Par acte de commissaire de justice en date du 17 juin 2025, VAL D’OISE HABITAT a fait signifier à Monsieur [K] [G] un commandement de payer visant la clause résolutoire pour un montant de 607,60 euros en principal, au titre des loyers et charges impayés arrêtés au 4 juin 2025.
Par lettre recommandée distribuée le 18 juin 2025, VAL D’OISE HABITAT a saisi la caisse d’allocations familiales de l’impayé de loyers.
Par acte de commissaire de justice en date du 13 octobre 2025, VAL D’OISE HABITAT a fait assigner Monsieur [K] [G] devant le juge des contentieux de la protection siégeant au tribunal de proximité de Montmorency, à l’audience du 15 décembre 2025, aux fins de :
— constater l’acquisition de la clause résolutoire ;
— ordonner l’expulsion de Monsieur [K] [G] ainsi que de tout occupant de son chef, avec au besoin l’assistance de la force publique ;
— autoriser le transport et/ou la séquestration des meubles et objets mobiliers se trouvant dans les lieux loués conformément aux dispositions du code des procédures civiles d’exécution ;
— condamner Monsieur [K] [G] au paiement des sommes suivantes :
* 1 468,62 euros au titre de la dette locative ;
* une indemnité d’occupation mensuelle égale au montant du loyer mensuel et des charges locatives, à compter de la résiliation du bail et jusqu’à libération effective des lieux ;
* 300 euros en application de l’article 700 du code de procédure civile, outre les dépens comprenant notamment le coût du commandement de payer et de l’assignation.
L’assignation a été dénoncée à la préfecture du Val-d’Oise le 15 octobre 2025.
À l’audience, VAL D’OISE HABITAT, représentée par son conseil, maintient ses demandes dans les termes de son acte introductif d’instance et actualise sa créance à la somme de 1 765,18 euros arrêtée au 30 novembre 2025, échéance de novembre 2025 incluse. Le demandeur indique que la dette a débuté avant le mois de juin 2025 et qu’aucun versement n’a été effectué depuis le 13 octobre 2025.
VAL D’OISE HABITAT soutient, sur le fondement de l’article 24 de la loi du 6 juillet 1989, que Monsieur [K] [G] n’a pas réglé les sommes réclamées dans le délai de deux mois après la délivrance du commandement de payer du 17 juin 2025.
Monsieur [K] [G], comparant en personne, ne conteste pas le principe de la dette. Il demande le bénéfice de délais de paiement à hauteur de 50 euros par mois en plus des loyers, suspensifs des effets de la clause résolutoire.
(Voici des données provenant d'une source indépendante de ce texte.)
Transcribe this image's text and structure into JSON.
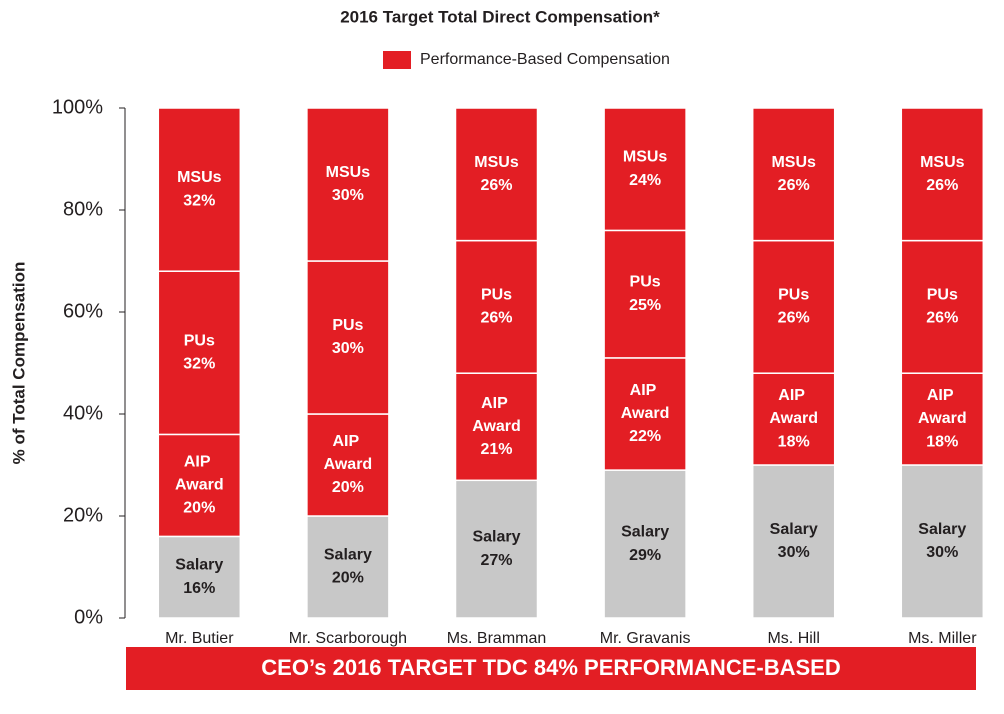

Au soutien de sa prétention, Monsieur [K] [G] indique rencontrer des difficultés financières ne lui permettant pas de régler ses loyers, notamment à la suite du diagnostic d’un cancer et de ses absences régulières pour suivre les soins nécessaires. Il indique ne pas avoir perçu ses droits à la retraite et précise que, bien que les paiements soient répertoriés, il n’en a reçu aucun. Il fait valoir être revenu en France depuis le mois de juillet 2025 afin de régulariser sa situation, après avoir séjourné en Tunisie.
Un diagnostic social et financier a été reçu au greffe avant l’audience et il a été donné lecture de ses conclusions à l’audience.
À l’issue des débats, l’affaire a été mise en délibéré au 16 février 2026 par mise à disposition au greffe de la juridiction.
MOTIVATION DE LA DÉCISION
Sur la recevabilité de la demande :
Conformément aux dispositions de l’article 24 III de la loi du 6 juillet 1989, dans sa version applicable au présent litige, une copie de l’assignation aux fins de constat de la résiliation du bail a été notifiée au représentant de l’État dans le département le 15 octobre 2025, soit au moins six semaines avant l’audience.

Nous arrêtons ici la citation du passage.